Each lesson includes a theme and goals, noting special considerations for children, youths and adults. "Learner," "Scripture," "Faith Interaction," "Teaching Strategies" and "Special Interest" matrices provide additional guidance for curriculum writers - and, ultimately, a richer end product.

For example, "Special Interest" notes help learners accept their own and others’ differences; relate the Exodus to the civil rights struggle; distinguish appropriate Christian commitment from cults; interpret Bible texts about healing when physical illness or disability persists; deal with loss; put concern for others into action, and more.

"Different cultures even within North America will look at Scripture differently," Mr. Cropsey said. "For example, when Paul so glibly talks about slavery, those passages are going to have special meanings and really create some pain or concern for cultures that have experienced slavery in the past.

"When Jesus heals paralytics, how is this Scripture to be received by someone who uses a wheelchair and has no expectation of living without that chair? What does healing mean in those circumstances? In our new ‘Guide for Lesson Development’ we open up such lessons for a deeper, more insightful discussion than ever before."

"The outlines have been wonderful for decades, but now we know so much more about how people learn and how faith is developed and supported," Mr. Cropsey said. "That’s what it’s really about. It’s about presenting God’s word in meaningful ways for the 21st century."

The Committee on the Uniform Series is part of the National Council of Churches’ Ministries in Christian Education, an umbrella for 14 ecumenical "teams" working in diverse areas of educational ministry. These program committees and project teams represent the work that the denominations do together to support local congregations in educational ministries.

The National Council of Churches is the nation’s leading ecumenical agency, with 36 Protestant and Orthodox member communions comprising 50 million adherents.


WHEN: 6:30 p.m. Sunday, March 17, 2002, Carter Tabernacle Christian Methodist Episcopal Church, One South Cottage Hill Road, Orlando, Florida.

WHAT: 130th Anniversary Service of Celebration of the "Uniform Series: International Bible Lessons for Christian Teaching" 

Every week, many millions of Christians – including children, youth and adults in "mainline" and "evangelical" churches and of diverse racial and ethnic backgrounds – study the same Bible passages in church school. 

Undergirding their study is this remarkable, long-lived exercise in Christian unity, a program of the National Council of Churches.  The "Uniform Series" outlines and guide for church school lesson development are used by 18 denominations (including NCC member and non-member churches alike) and 33 independent publishing houses. 

The "Uniform Series" resources also are used as the basis for several Bible study and devotional guides for home use and for reference materials for teachers -- for example, The United Methodist Church’s "New International Lessons Annual."

SERVICE DETAILS:  Carter Tabernacle C.M.E. Church uses church school curricula based on the "Uniform Series."  The Rev.
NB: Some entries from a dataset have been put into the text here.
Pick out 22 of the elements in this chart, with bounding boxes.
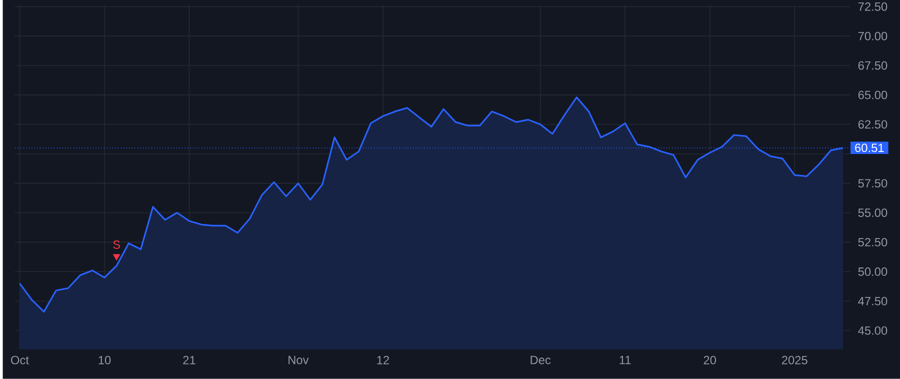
y-tick-label: 47.50: [858, 296, 888, 306]
y-tick-label: 50.00: [858, 268, 888, 276]
y-tick-label: 65.00: [858, 90, 888, 100]
x-tick-label: Oct: [11, 356, 29, 364]
y-tick-label: 55.00: [858, 208, 888, 218]
series-label: S: [113, 240, 120, 249]
y-tick-label: 62.50: [858, 120, 888, 129]
x-tick-label: 21: [183, 356, 196, 364]
x-tick-label: 12: [377, 356, 389, 364]
y-tick-label: 57.50: [858, 179, 888, 188]
y-tick-label: 52.50: [858, 238, 888, 246]
y-tick-label: 70.00: [858, 32, 888, 40]
x-tick-label: Dec: [530, 356, 551, 364]
ref-line-label: 60.51: [855, 144, 884, 152]
y-tick-label: 67.50: [858, 61, 888, 70]
x-tick-label: 10: [98, 356, 111, 364]
y-tick-label: 45.00: [858, 326, 888, 335]
x-tick-label: 20: [704, 356, 716, 364]
x-tick-label: 2025: [782, 356, 808, 364]
y-tick-label: 72.50: [858, 2, 888, 11]
x-tick-label: Nov: [288, 356, 309, 364]
x-tick-label: 11: [620, 356, 631, 364]
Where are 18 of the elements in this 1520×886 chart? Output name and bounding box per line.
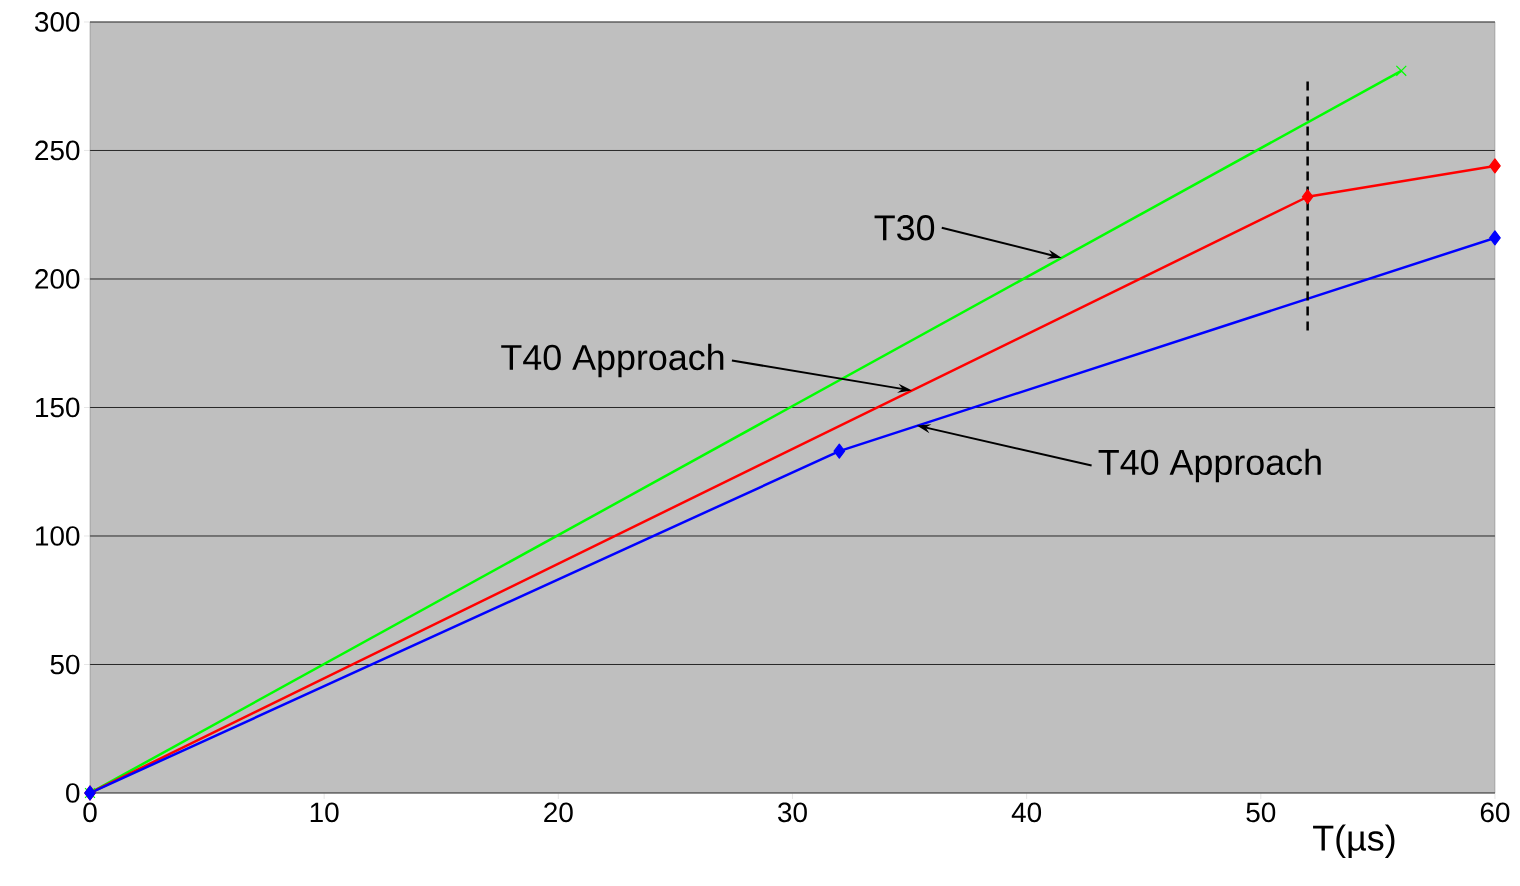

Roderick Zak is pastor.

Preaching at the "Uniform Series" celebration will be the Rev. Dr. Delores Carpenter, Professor of Religious Education at Howard University Divinity School and Senior Pastor of Michigan Park Christian Church in Washington, D.C.  Liturgist will be the Rev. Dr. Sid Fowler, Minister for Worship, Liturgy and Spiritual Formation of the United Church of Christ.

Heads of local judicatories and ecumenical officers are invited to "robe" and participate in the service.  Local church representatives will participate with Christian education banners.  Following the service, a reception will be held at the Grosvenor Resort (in the Walt Disney World Resort), 1850 Hotel Plaza Blvd.